GCIG Research Volumes

About the series

“To all of you, the message I bring from all of us involved with the GCIG is simple — be engaged. If we fail to engage with these key governance questions, we risk a future for our Internet that is disturbingly distant from the one we want.”

— Carl Bildt, Chair of the Global Commission on Internet Governance

When CIGI and Chatham House envisioned and launched the Global Commission on Internet Governance (GCIG) in 2014, the Commission’s members were determined to approach the work ahead strictly on the strength of evidence-based research. Nearly 50 papers were commissioned from experts worldwide. Written to engage the non-expert netizen as well as other scholars, and published over the next three years, this body of work represents the largest set of research materials on Internet governance to be currently available from any one source.

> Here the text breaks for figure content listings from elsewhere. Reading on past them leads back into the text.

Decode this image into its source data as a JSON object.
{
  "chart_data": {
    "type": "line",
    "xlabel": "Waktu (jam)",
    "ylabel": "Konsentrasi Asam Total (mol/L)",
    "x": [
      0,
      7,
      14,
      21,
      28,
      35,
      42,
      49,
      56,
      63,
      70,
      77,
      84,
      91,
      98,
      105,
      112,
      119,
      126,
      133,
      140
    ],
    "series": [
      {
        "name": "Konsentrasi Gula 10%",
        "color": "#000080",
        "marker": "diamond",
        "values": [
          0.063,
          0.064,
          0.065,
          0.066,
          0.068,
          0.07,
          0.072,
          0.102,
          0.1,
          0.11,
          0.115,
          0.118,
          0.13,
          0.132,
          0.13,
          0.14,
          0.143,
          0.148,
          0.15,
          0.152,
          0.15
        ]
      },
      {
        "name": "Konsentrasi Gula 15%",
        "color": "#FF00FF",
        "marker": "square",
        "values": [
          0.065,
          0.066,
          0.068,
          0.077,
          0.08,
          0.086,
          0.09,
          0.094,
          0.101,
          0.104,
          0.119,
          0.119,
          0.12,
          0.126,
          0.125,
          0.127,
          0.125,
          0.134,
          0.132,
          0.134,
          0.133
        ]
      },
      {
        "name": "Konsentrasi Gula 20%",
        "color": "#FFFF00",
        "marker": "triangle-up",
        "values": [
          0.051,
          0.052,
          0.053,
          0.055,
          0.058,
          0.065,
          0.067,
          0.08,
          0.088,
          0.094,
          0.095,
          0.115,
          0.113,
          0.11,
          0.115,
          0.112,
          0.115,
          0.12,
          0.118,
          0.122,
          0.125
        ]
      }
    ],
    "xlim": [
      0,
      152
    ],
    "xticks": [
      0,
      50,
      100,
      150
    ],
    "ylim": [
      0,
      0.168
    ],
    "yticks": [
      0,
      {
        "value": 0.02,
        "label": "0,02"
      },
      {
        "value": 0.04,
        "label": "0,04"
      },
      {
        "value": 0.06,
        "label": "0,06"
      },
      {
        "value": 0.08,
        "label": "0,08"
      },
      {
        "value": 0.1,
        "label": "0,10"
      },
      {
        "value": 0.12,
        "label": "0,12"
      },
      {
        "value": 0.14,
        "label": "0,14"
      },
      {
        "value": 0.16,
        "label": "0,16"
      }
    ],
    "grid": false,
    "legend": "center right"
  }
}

Questions about the governance of the Internet will be with us long into the future. The papers published online and now collected as chapters in these six research volumes aim to be forward looking and to have continuing relevance as the issues they examine evolve.

 

In the Series

In a volatile world, cyber security is an issue for all citizens, not only those online, and a precursor to Internet freedom and commerce. The research gathered in this volume identifies a wide swath of contemporary challenges and policy recommendations for providing the stability and security online needed to sustain the digital economy and protect our day-to-day dependencies on cyberspace.
Internet governance and cyber security are now the control points determining human rights. The purpose of this research volume is to explore direct connections between mechanisms of Internet governance and human rights, and to suggest design and administration interventions necessary to enhance individual rights such as privacy, autonomy, free speech and the right to innovate.
This volume throws into sharp relief the many global tensions over administrative control of the Internet and the governance innovations necessary to keep the Internet stable and secure in the midst of rapid technological change and rising contention. Examining a range of issues, the authors argue for maintaining a balance of powers via a distributed system of oversight — the multi-stakeholder model of governance — in which no one actor has outsized control.
Internet “fragmentation” is not a single issue but a constellation of questions crossing many layers of Internet infrastructure, involving many stakeholders, and with potential impacts that are not only technical but economic and political. Research commissioned by the Global Commission on Internet Governance and gathered in this volume provides an analysis of the nature and implications of Internet fragmentation, contributing to the evidentiary basis of policy making in this area.